If that belief remained tacit, Democrats wouldn't quite be so peeved. But in March, Lieberman told ABC's This Week that the Democratic Party has "been effectively taken over by a small group on the left of the party that is protectionist, isolationist and hyper-partisan." And earlier this month Lieberman participated in a G.O.P.-sponsored conference call criticizing Obama's speech before the American Israel Political Affairs Committee, a leading Jewish Organization.

Lieberman insists he's simply highlighting differences between the two candidates' records, and he would never make personal attacks. Still, he didn't exactly demur when asked to compare McCain and Obama's records in reaching across the aisle. "If you compare [McCain's] record to Senator Obama's, it's not just that Senator Obama has only been in the Senate for only three and a half years and McCain's been here 21 years," Lieberman huffed. "Senator Obama has done very little of that in his time here, very little bipartisan work."

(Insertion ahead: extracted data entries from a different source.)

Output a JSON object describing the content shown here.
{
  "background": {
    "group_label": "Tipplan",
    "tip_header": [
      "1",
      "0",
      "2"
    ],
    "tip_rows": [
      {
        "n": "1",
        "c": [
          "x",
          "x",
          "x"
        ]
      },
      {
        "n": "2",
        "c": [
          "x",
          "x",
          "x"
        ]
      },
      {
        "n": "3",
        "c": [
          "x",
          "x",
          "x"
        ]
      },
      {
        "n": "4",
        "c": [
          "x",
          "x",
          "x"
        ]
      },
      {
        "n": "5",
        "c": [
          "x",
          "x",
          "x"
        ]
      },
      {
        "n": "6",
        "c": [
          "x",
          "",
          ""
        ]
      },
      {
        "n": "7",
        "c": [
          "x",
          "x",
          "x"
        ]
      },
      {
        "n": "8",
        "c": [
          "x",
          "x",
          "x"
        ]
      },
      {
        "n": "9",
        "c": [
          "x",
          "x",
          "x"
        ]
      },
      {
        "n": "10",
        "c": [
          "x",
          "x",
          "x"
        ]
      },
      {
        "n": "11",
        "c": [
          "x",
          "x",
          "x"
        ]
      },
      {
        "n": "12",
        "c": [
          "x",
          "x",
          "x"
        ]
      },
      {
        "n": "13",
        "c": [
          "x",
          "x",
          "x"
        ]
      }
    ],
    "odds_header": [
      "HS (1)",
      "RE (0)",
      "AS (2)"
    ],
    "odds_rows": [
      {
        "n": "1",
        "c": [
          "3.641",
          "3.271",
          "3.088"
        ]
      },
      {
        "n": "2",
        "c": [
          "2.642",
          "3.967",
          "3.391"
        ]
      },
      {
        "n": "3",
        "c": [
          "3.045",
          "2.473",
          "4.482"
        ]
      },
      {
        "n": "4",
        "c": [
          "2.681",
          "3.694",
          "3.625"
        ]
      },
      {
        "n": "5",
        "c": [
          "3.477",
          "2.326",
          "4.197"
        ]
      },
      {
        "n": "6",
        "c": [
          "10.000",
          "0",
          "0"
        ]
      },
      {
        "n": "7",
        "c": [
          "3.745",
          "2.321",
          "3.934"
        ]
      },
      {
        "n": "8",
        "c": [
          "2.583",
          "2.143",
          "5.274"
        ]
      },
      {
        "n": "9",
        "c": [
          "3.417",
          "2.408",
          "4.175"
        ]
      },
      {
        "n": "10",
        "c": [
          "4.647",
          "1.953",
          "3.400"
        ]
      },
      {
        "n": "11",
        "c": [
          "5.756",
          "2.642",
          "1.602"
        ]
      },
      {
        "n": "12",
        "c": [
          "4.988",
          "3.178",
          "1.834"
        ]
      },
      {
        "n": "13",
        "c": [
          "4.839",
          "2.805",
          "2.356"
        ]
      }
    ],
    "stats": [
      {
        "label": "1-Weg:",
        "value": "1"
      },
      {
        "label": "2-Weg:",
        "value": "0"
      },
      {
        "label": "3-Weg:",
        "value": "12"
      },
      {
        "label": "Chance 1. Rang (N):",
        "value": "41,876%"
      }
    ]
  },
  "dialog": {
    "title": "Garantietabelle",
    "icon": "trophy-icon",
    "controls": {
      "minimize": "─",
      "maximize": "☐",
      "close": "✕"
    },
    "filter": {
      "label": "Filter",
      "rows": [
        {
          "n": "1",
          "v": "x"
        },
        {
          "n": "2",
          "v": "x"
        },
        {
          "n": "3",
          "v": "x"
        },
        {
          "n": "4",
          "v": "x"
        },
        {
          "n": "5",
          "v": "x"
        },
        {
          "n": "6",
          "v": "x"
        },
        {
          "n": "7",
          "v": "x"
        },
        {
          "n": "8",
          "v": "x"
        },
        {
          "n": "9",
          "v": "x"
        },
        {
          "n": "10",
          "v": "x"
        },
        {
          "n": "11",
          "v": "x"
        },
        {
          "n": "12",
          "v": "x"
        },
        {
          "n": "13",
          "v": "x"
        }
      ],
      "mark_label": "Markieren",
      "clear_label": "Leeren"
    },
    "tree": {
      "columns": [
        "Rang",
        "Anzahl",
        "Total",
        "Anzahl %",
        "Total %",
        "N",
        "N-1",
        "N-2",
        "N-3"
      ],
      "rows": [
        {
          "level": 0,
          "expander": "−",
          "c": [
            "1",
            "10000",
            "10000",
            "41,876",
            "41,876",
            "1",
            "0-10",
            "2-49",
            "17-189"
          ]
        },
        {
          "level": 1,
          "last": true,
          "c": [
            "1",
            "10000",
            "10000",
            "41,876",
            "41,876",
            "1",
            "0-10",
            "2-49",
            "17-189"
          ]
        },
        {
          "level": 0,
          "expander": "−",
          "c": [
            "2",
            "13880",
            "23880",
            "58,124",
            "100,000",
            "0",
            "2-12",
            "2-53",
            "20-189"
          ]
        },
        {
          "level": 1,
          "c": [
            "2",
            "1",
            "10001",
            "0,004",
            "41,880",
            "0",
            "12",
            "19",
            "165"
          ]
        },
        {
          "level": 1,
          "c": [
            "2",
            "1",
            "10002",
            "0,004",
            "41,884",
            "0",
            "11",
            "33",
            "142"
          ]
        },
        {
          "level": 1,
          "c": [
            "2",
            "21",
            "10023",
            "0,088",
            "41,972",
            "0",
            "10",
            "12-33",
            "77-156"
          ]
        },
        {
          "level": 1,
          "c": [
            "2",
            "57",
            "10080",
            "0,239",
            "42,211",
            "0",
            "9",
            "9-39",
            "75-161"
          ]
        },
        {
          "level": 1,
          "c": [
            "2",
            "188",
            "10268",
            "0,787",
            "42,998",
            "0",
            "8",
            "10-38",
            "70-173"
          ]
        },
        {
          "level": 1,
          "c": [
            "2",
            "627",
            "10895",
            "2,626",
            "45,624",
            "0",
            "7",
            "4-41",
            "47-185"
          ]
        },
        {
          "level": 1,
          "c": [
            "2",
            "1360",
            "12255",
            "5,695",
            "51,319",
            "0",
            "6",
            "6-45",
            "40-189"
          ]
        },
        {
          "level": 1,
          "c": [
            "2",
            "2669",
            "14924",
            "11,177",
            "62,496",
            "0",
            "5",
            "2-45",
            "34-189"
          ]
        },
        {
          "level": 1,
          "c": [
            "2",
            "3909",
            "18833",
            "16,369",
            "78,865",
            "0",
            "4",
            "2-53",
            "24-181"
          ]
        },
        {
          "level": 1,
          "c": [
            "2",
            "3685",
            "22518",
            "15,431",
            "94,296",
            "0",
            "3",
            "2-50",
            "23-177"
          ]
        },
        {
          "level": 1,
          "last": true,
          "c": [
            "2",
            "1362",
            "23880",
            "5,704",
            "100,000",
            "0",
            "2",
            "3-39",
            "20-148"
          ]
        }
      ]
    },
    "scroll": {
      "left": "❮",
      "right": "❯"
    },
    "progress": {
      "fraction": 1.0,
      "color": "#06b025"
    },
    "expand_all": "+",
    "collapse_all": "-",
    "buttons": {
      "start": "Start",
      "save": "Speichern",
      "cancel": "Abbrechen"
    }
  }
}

What Lieberman considers drawing distinctions, his peers consider unseemly. "I think people see a difference between supporting someone who's your colleague and friend and attacking the nominee of the other party," says Senator Bob Casey, a Pennsylvania Democrat. "I hope Senator Lieberman will focus on the former and say what he wants to about Senator McCain and why he's for him as opposed to attacking our nominee." Casey was one of a few Democratic Senators even willing to discuss Lieberman. Of the dozen polled one afternoon last week after the caucus met with top Obama strategist David Axelrod — a meeting Lieberman discreetly skipped — many simply declined comment. California's Diane Feinstein bit out, "It obviously hurts, there's no question about that and that's all I have to say."

It's a fine line Lieberman's walking, and one that could have serious consequences. The Democrats are well positioned to pick up several Senate seats in November, and if he's no longer the 51st vote, Lieberman may find himself facing open calls to throw him out of the caucus. No one likes to play the cuckold for long; sooner or later they ask for a divorce.